Met wat handigheid is zo’n kaarslantaarn ook goed na te maken, zoals de ‘Panneman-lantaarn’ hieronder, gemaakt door wijlen Jan Panneman. Voor een wat minder plat opvouwbare, maar makkelijker te maken versie vind je hier een beschrijving. Minder duurzaam, maar nóg lichter en compacter is het om zo'n lantaarntje ter plekke te construeren met een opgevouwen stukje aluminiumfolie.
Bij hogere temperaturen (met je tent vol in de zon) houden stearinekaarsen het beste stand; paraffine- en waskaarsen vallen dan vaak flauw en bovendien brandt stearine beter. De diameter van het kaarsenhoudertje van de Mostert-lantaan is 20 mm. Zulke kaarsen heb ik niet meer kunnen vinden, maar wat er dicht bij komt, zijn de stearinekaarsen Jubla van IKEA. Deze zijn 22 mm dik en 19 cm lang; snijd ze horizontaal doormidden en schraap er aan de onderkant rondom een milimeter af. Stearine wordt in het algemeen gemaakt van rundervet.

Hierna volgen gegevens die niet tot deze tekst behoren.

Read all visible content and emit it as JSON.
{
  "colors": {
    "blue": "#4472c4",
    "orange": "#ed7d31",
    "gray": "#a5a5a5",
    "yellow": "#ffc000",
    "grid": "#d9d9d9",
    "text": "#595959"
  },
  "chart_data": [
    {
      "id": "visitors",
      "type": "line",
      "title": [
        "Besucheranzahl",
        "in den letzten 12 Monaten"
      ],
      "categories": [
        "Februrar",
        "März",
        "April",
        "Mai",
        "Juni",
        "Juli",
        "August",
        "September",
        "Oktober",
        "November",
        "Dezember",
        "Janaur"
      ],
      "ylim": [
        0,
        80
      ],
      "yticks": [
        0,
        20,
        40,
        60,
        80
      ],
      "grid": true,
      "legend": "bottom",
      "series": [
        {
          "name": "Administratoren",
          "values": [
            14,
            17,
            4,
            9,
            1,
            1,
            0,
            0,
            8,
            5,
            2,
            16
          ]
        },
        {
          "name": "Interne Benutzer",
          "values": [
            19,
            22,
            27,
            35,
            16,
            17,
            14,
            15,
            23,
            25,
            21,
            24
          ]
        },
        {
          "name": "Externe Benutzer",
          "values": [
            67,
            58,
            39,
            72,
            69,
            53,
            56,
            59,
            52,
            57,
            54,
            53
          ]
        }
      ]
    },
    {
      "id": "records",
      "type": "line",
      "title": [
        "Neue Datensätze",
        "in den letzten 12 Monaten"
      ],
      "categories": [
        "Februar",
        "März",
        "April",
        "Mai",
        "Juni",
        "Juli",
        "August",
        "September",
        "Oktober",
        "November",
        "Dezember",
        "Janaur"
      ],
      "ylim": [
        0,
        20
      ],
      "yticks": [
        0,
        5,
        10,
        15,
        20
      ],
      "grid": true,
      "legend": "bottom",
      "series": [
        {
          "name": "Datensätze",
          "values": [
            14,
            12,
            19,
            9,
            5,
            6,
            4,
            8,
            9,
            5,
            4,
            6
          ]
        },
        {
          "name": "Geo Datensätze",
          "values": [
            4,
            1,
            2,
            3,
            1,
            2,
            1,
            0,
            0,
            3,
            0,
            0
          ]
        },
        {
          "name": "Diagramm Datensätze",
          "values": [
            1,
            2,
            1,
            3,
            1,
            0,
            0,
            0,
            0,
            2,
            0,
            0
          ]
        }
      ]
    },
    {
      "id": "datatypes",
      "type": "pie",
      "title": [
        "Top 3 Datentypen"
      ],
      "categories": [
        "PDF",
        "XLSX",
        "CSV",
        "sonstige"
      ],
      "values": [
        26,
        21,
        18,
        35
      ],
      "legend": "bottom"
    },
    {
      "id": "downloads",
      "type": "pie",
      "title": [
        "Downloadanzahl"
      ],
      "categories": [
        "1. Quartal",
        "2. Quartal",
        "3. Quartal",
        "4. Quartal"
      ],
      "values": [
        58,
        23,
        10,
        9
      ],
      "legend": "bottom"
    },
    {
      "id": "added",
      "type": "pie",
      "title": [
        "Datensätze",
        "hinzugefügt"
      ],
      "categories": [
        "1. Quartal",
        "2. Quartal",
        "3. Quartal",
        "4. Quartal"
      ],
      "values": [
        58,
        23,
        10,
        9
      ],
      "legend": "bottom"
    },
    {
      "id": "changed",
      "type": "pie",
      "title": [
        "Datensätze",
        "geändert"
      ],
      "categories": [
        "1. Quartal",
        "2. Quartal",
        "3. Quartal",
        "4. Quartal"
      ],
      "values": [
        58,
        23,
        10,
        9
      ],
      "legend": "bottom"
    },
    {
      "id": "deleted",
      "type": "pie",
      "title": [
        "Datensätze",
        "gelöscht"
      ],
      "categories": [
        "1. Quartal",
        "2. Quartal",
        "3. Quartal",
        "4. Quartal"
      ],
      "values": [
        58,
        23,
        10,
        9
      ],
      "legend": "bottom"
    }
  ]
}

Als je geen dierlijke produkten wilt gebruiken, kijk dan uit naar uit plantaardig vet gemaakte stearine (bijvoorbeeld palmstearine), maar deze is vaak wel wat zachter.
Lampolie of petroleum
Een voorbeeld van een olielamp met een platte lont is de bekende stormlantaarn. Je ziet hem soms bij toiletgebouwen op terreinen zonder elektrisch licht. Deze lantaarn, schippers noemen hem stormlantaarn en boeren stallantaarn, stamt al uit de tweede helft van de negentiende eeuw. In het midden van de vorige eeuw stond deze lantaarn bij kampeerders vooal bekend als Feuerhand, een merknaam die diende als soortnaam zoals Primus stond voor alle merken petroleumvergassers.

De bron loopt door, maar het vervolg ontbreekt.